In my letter, I pointed out that clinicians can improve the specificity of PSA screening by the following technique: when an elevated PSA occurs, repeat it a few times at short intervals and discard all but the lowest PSA for comparison to the biopsy threshold. This simple technique can spare many men from undergoing prostate biopsies, reducing potential harms from screening. Arguments against PSA screening often cite patient worry as a potential harm, which actually represents failure by clinicians to communicate the indolent behavior of many prostate cancers. Men offered screening should be informed that prostate cancers exhibit a range of behaviors, and often do not result in metastases or death.

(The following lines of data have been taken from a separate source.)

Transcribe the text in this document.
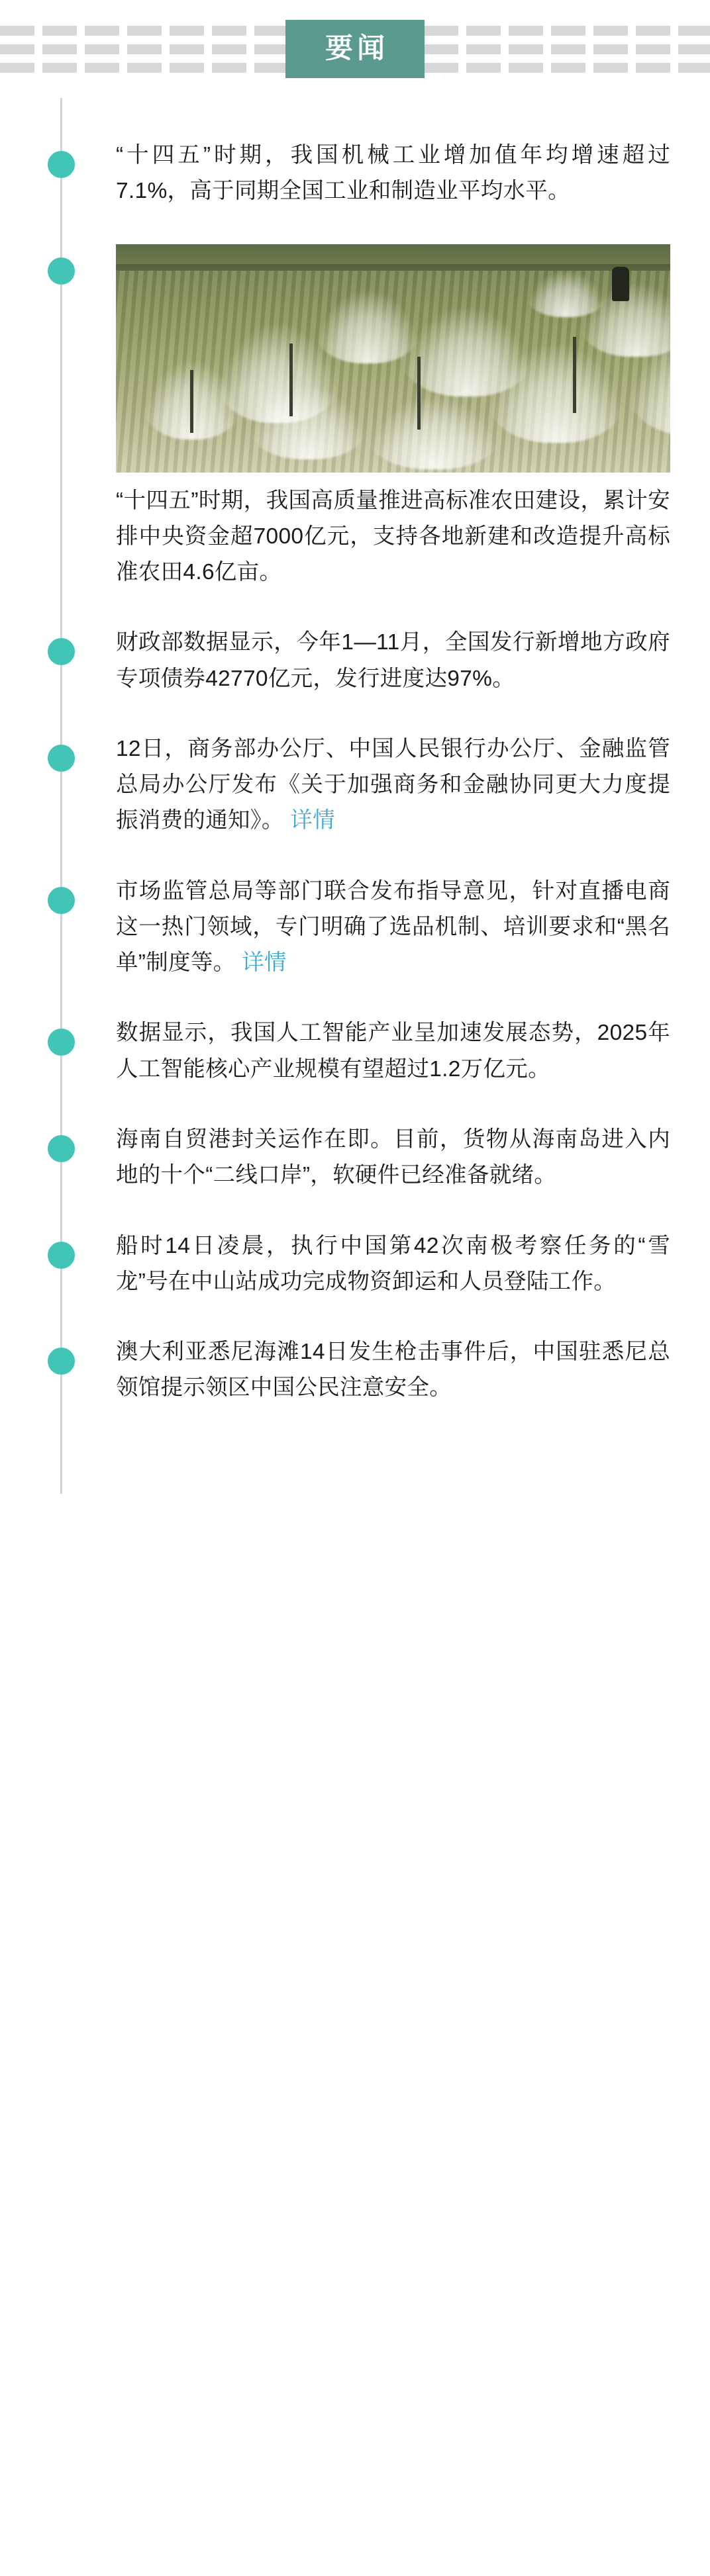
要闻

“十四五”时期，我国机械工业增加值年均增速超过7.1%，高于同期全国工业和制造业平均水平。

“十四五”时期，我国高质量推进高标准农田建设，累计安排中央资金超7000亿元，支持各地新建和改造提升高标准农田4.6亿亩。

财政部数据显示，今年1—11月，全国发行新增地方政府专项债券42770亿元，发行进度达97%。

12日，商务部办公厅、中国人民银行办公厅、金融监管总局办公厅发布《关于加强商务和金融协同更大力度提振消费的通知》。 详情

市场监管总局等部门联合发布指导意见，针对直播电商这一热门领域，专门明确了选品机制、培训要求和“黑名单”制度等。 详情

数据显示，我国人工智能产业呈加速发展态势，2025年人工智能核心产业规模有望超过1.2万亿元。

海南自贸港封关运作在即。目前，货物从海南岛进入内地的十个“二线口岸”，软硬件已经准备就绪。

船时14日凌晨，执行中国第42次南极考察任务的“雪龙”号在中山站成功完成物资卸运和人员登陆工作。

澳大利亚悉尼海滩14日发生枪击事件后，中国驻悉尼总领馆提示领区中国公民注意安全。
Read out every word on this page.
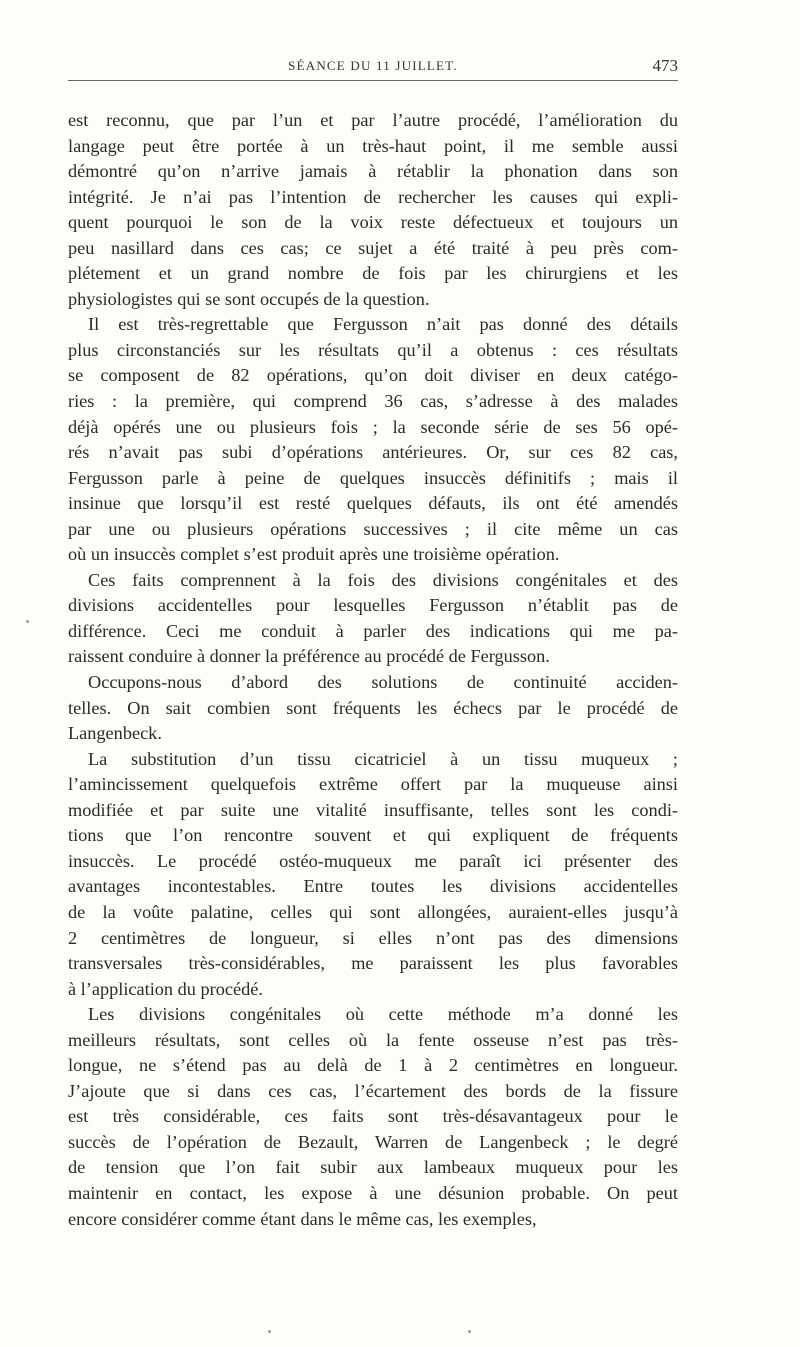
SÉANCE DU 11 JUILLET.	473
est reconnu, que par l’un et par l’autre procédé, l’amélioration du
langage peut être portée à un très-haut point, il me semble aussi
démontré qu’on n’arrive jamais à rétablir la phonation dans son
intégrité. Je n’ai pas l’intention de rechercher les causes qui expli-
quent pourquoi le son de la voix reste défectueux et toujours un
peu nasillard dans ces cas; ce sujet a été traité à peu près com-
plétement et un grand nombre de fois par les chirurgiens et les
physiologistes qui se sont occupés de la question.
Il est très-regrettable que Fergusson n’ait pas donné des détails
plus circonstanciés sur les résultats qu’il a obtenus : ces résultats
se composent de 82 opérations, qu’on doit diviser en deux catégo-
ries : la première, qui comprend 36 cas, s’adresse à des malades
déjà opérés une ou plusieurs fois ; la seconde série de ses 56 opé-
rés n’avait pas subi d’opérations antérieures. Or, sur ces 82 cas,
Fergusson parle à peine de quelques insuccès définitifs ; mais il
insinue que lorsqu’il est resté quelques défauts, ils ont été amendés
par une ou plusieurs opérations successives ; il cite même un cas
où un insuccès complet s’est produit après une troisième opération.
Ces faits comprennent à la fois des divisions congénitales et des
divisions accidentelles pour lesquelles Fergusson n’établit pas de
différence. Ceci me conduit à parler des indications qui me pa-
raissent conduire à donner la préférence au procédé de Fergusson.
Occupons-nous d’abord des solutions de continuité acciden-
telles. On sait combien sont fréquents les échecs par le procédé de
Langenbeck.
La substitution d’un tissu cicatriciel à un tissu muqueux ;
l’amincissement quelquefois extrême offert par la muqueuse ainsi
modifiée et par suite une vitalité insuffisante, telles sont les condi-
tions que l’on rencontre souvent et qui expliquent de fréquents
insuccès. Le procédé ostéo-muqueux me paraît ici présenter des
avantages incontestables. Entre toutes les divisions accidentelles
de la voûte palatine, celles qui sont allongées, auraient-elles jusqu’à
2 centimètres de longueur, si elles n’ont pas des dimensions
transversales très-considérables, me paraissent les plus favorables
à l’application du procédé.
Les divisions congénitales où cette méthode m’a donné les
meilleurs résultats, sont celles où la fente osseuse n’est pas très-
longue, ne s’étend pas au delà de 1 à 2 centimètres en longueur.
J’ajoute que si dans ces cas, l’écartement des bords de la fissure
est très considérable, ces faits sont très-désavantageux pour le
succès de l’opération de Bezault, Warren de Langenbeck ; le degré
de tension que l’on fait subir aux lambeaux muqueux pour les
maintenir en contact, les expose à une désunion probable. On peut
encore considérer comme étant dans le même cas, les exemples,
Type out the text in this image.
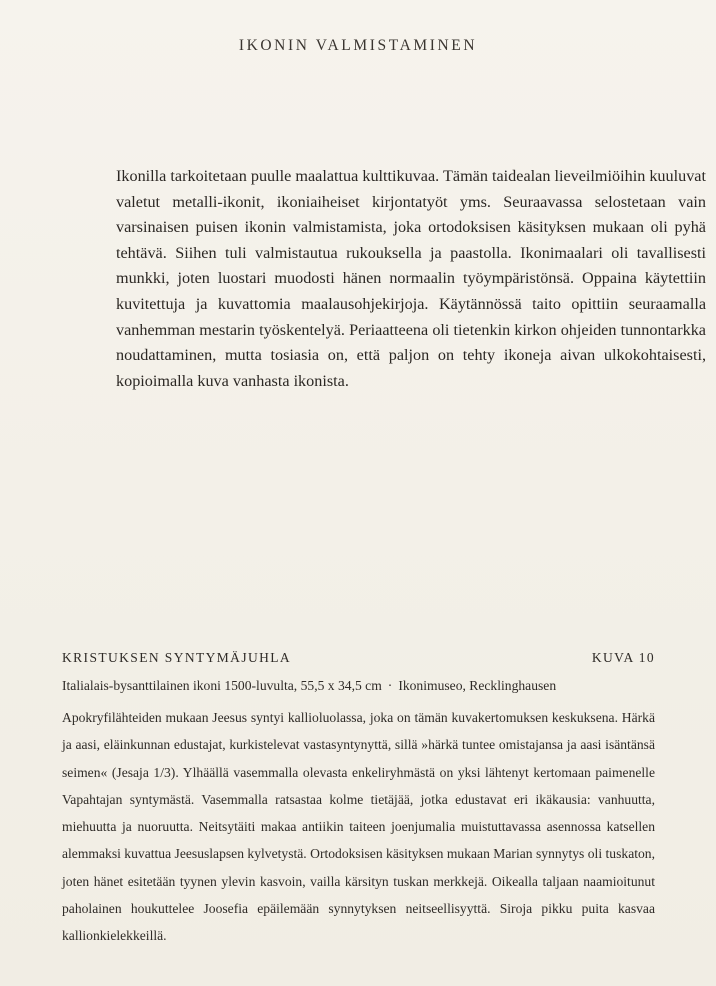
IKONIN VALMISTAMINEN

Ikonilla tarkoitetaan puulle maalattua kulttikuvaa. Tämän taidealan lieveilmiöihin kuuluvat valetut metalli-ikonit, ikoniaiheiset kirjontatyöt yms. Seuraavassa selostetaan vain varsinaisen puisen ikonin valmistamista, joka ortodoksisen käsityksen mukaan oli pyhä tehtävä. Siihen tuli valmistautua rukouksella ja paastolla. Ikonimaalari oli tavallisesti munkki, joten luostari muodosti hänen normaalin työympäristönsä. Oppaina käytettiin kuvitettuja ja kuvattomia maalausohjekirjoja. Käytännössä taito opittiin seuraamalla vanhemman mestarin työskentelyä. Periaatteena oli tietenkin kirkon ohjeiden tunnontarkka noudattaminen, mutta tosiasia on, että paljon on tehty ikoneja aivan ulkokohtaisesti, kopioimalla kuva vanhasta ikonista.

KRISTUKSEN SYNTYMÄJUHLA	KUVA 10
Italialais-bysanttilainen ikoni 1500-luvulta, 55,5 x 34,5 cm · Ikonimuseo, Recklinghausen

Apokryfilähteiden mukaan Jeesus syntyi kallioluolassa, joka on tämän kuvakertomuksen keskuksena. Härkä ja aasi, eläinkunnan edustajat, kurkistelevat vastasyntynyttä, sillä »härkä tuntee omistajansa ja aasi isäntänsä seimen« (Jesaja 1/3). Ylhäällä vasemmalla olevasta enkeliryhmästä on yksi lähtenyt kertomaan paimenelle Vapahtajan syntymästä. Vasemmalla ratsastaa kolme tietäjää, jotka edustavat eri ikäkausia: vanhuutta, miehuutta ja nuoruutta. Neitsytäiti makaa antiikin taiteen joenjumalia muistuttavassa asennossa katsellen alemmaksi kuvattua Jeesuslapsen kylvetystä. Ortodoksisen käsityksen mukaan Marian synnytys oli tuskaton, joten hänet esitetään tyynen ylevin kasvoin, vailla kärsityn tuskan merkkejä. Oikealla taljaan naamioitunut paholainen houkuttelee Joosefia epäilemään synnytyksen neitseellisyyttä. Siroja pikku puita kasvaa kallionkielekkeillä.
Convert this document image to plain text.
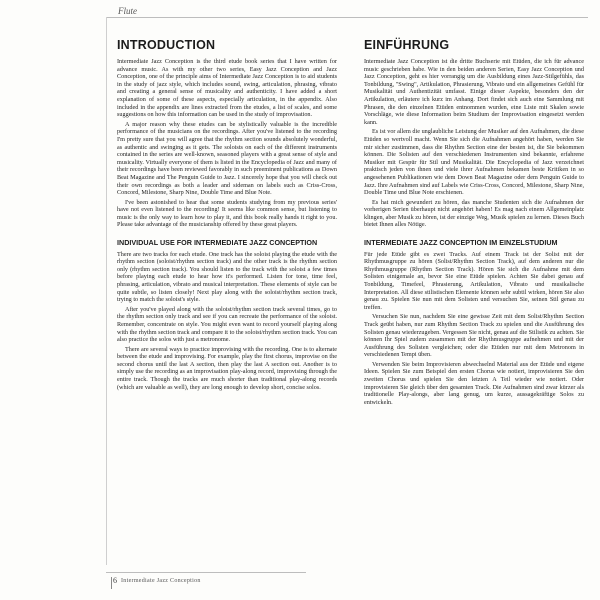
Flute
INTRODUCTION

Intermediate Jazz Conception is the third etude book series that I have written for advance music. As with my other two series, Easy Jazz Conception and Jazz Conception, one of the principle aims of Intermediate Jazz Conception is to aid students in the study of jazz style, which includes sound, swing, articulation, phrasing, vibrato and creating a general sense of musicality and authenticity. I have added a short explanation of some of these aspects, especially articulation, in the appendix. Also included in the appendix are lines extracted from the etudes, a list of scales, and some suggestions on how this information can be used in the study of improvisation.

A major reason why these etudes can be stylistically valuable is the incredible performance of the musicians on the recordings. After you've listened to the recording I'm pretty sure that you will agree that the rhythm section sounds absolutely wonderful, as authentic and swinging as it gets. The soloists on each of the different instruments contained in the series are well-known, seasoned players with a great sense of style and musicality. Virtually everyone of them is listed in the Encyclopedia of Jazz and many of their recordings have been reviewed favorably in such preeminent publications as Down Beat Magazine and The Penguin Guide to Jazz. I sincerely hope that you will check out their own recordings as both a leader and sideman on labels such as Criss-Cross, Concord, Milestone, Sharp Nine, Double Time and Blue Note.

I've been astonished to hear that some students studying from my previous series' have not even listened to the recording! It seems like common sense, but listening to music is the only way to learn how to play it, and this book really hands it right to you. Please take advantage of the musicianship offered by these great players.

INDIVIDUAL USE FOR INTERMEDIATE JAZZ CONCEPTION

There are two tracks for each etude. One track has the soloist playing the etude with the rhythm section (soloist/rhythm section track) and the other track is the rhythm section only (rhythm section track). You should listen to the track with the soloist a few times before playing each etude to hear how it's performed. Listen for tone, time feel, phrasing, articulation, vibrato and musical interpretation. These elements of style can be quite subtle, so listen closely! Next play along with the soloist/rhythm section track, trying to match the soloist's style.

After you've played along with the soloist/rhythm section track several times, go to the rhythm section only track and see if you can recreate the performance of the soloist. Remember, concentrate on style. You might even want to record yourself playing along with the rhythm section track and compare it to the soloist/rhythm section track. You can also practice the solos with just a metronome.

There are several ways to practice improvising with the recording. One is to alternate between the etude and improvising. For example, play the first chorus, improvise on the second chorus until the last A section, then play the last A section out. Another is to simply use the recording as an improvisation play-along record, improvising through the entire track. Though the tracks are much shorter than traditional play-along records (which are valuable as well), they are long enough to develop short, concise solos.

EINFÜHRUNG

Intermediate Jazz Conception ist die dritte Buchserie mit Etüden, die ich für advance music geschrieben habe. Wie in den beiden anderen Serien, Easy Jazz Conception und Jazz Conception, geht es hier vorrangig um die Ausbildung eines Jazz-Stilgefühls, das Tonbildung, "Swing", Artikulation, Phrasierung, Vibrato und ein allgemeines Gefühl für Musikalität und Authentizität umfasst. Einige dieser Aspekte, besonders den der Artikulation, erläutere ich kurz im Anhang. Dort findet sich auch eine Sammlung mit Phrasen, die den einzelnen Etüden entnommen wurden, eine Liste mit Skalen sowie Vorschläge, wie diese Information beim Studium der Improvisation eingesetzt werden kann.

Es ist vor allem die unglaubliche Leistung der Musiker auf den Aufnahmen, die diese Etüden so wertvoll macht. Wenn Sie sich die Aufnahmen angehört haben, werden Sie mir sicher zustimmen, dass die Rhythm Section eine der besten ist, die Sie bekommen können. Die Solisten auf den verschiedenen Instrumenten sind bekannte, erfahrene Musiker mit Gespür für Stil und Musikalität. Die Encyclopedia of Jazz verzeichnet praktisch jeden von ihnen und viele ihrer Aufnahmen bekamen beste Kritiken in so angesehenen Publikationen wie dem Down Beat Magazine oder dem Penguin Guide to Jazz. Ihre Aufnahmen sind auf Labels wie Criss-Cross, Concord, Milestone, Sharp Nine, Double Time und Blue Note erschienen.

Es hat mich gewundert zu hören, das manche Studenten sich die Aufnahmen der vorherigen Serien überhaupt nicht angehört haben! Es mag nach einem Allgemeinplatz klingen, aber Musik zu hören, ist der einzige Weg, Musik spielen zu lernen. Dieses Buch bietet Ihnen alles Nötige.

INTERMEDIATE JAZZ CONCEPTION IM EINZELSTUDIUM

Für jede Etüde gibt es zwei Tracks. Auf einem Track ist der Solist mit der Rhythmusgruppe zu hören (Solist/Rhythm Section Track), auf dem anderen nur die Rhythmusgruppe (Rhythm Section Track). Hören Sie sich die Aufnahme mit dem Solisten einigemale an, bevor Sie eine Etüde spielen. Achten Sie dabei genau auf Tonbildung, Timefeel, Phrasierung, Artikulation, Vibrato und musikalische Interpretation. All diese stilistischen Elemente können sehr subtil wirken, hören Sie also genau zu. Spielen Sie nun mit dem Solisten und versuchen Sie, seinen Stil genau zu treffen.

Versuchen Sie nun, nachdem Sie eine gewisse Zeit mit dem Solist/Rhythm Section Track geübt haben, nur zum Rhythm Section Track zu spielen und die Ausführung des Solisten genau wiederzugeben. Vergessen Sie nicht, genau auf die Stilistik zu achten. Sie können Ihr Spiel zudem zusammen mit der Rhythmusgruppe aufnehmen und mit der Ausführung des Solisten vergleichen; oder die Etüden nur mit dem Metronom in verschiedenen Tempi üben.

Verwenden Sie beim Improvisieren abwechselnd Material aus der Etüde und eigene Ideen. Spielen Sie zum Beispiel den ersten Chorus wie notiert, improvisieren Sie den zweiten Chorus und spielen Sie den letzten A Teil wieder wie notiert. Oder improvisieren Sie gleich über den gesamten Track. Die Aufnahmen sind zwar kürzer als traditionelle Play-alongs, aber lang genug, um kurze, aussagekräftige Solos zu entwickeln.

6 Intermediate Jazz Conception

Dr. Katz states that only 7% of men chose watchful waiting for localized prostate cancer in a recent registry, while 83% chose invasive treatments, despite the lack of convincing data to support the superiority of the latter. This again represents a failure of communication by the physicians involved. Patients are generally quite happy to avoid surgery when their clinician assures them it is not necessary or beneficial. We can increase the use of watchful waiting if we communicate effectively with our patients.

Finally, I wish to correct an omission from the last paragraph of my letter, which should have read: “We need a large trial of PSA measured every 3 months during the first year (to establish a baseline PSA)....”

1: Allan GM, Chetner MP, Donnelly BJ, Hagen NA, Ross D, Ruether JD, Venner P.Furthering the prostate cancer screening debate (prostate cancer specificmortality and associated risks). Can Urol Assoc J. 2011 Dec;5(6):416-21. doi:10.5489/cuaj.11063. PubMed PMID: 22154638; PubMed Central PMCID: PMC3235209.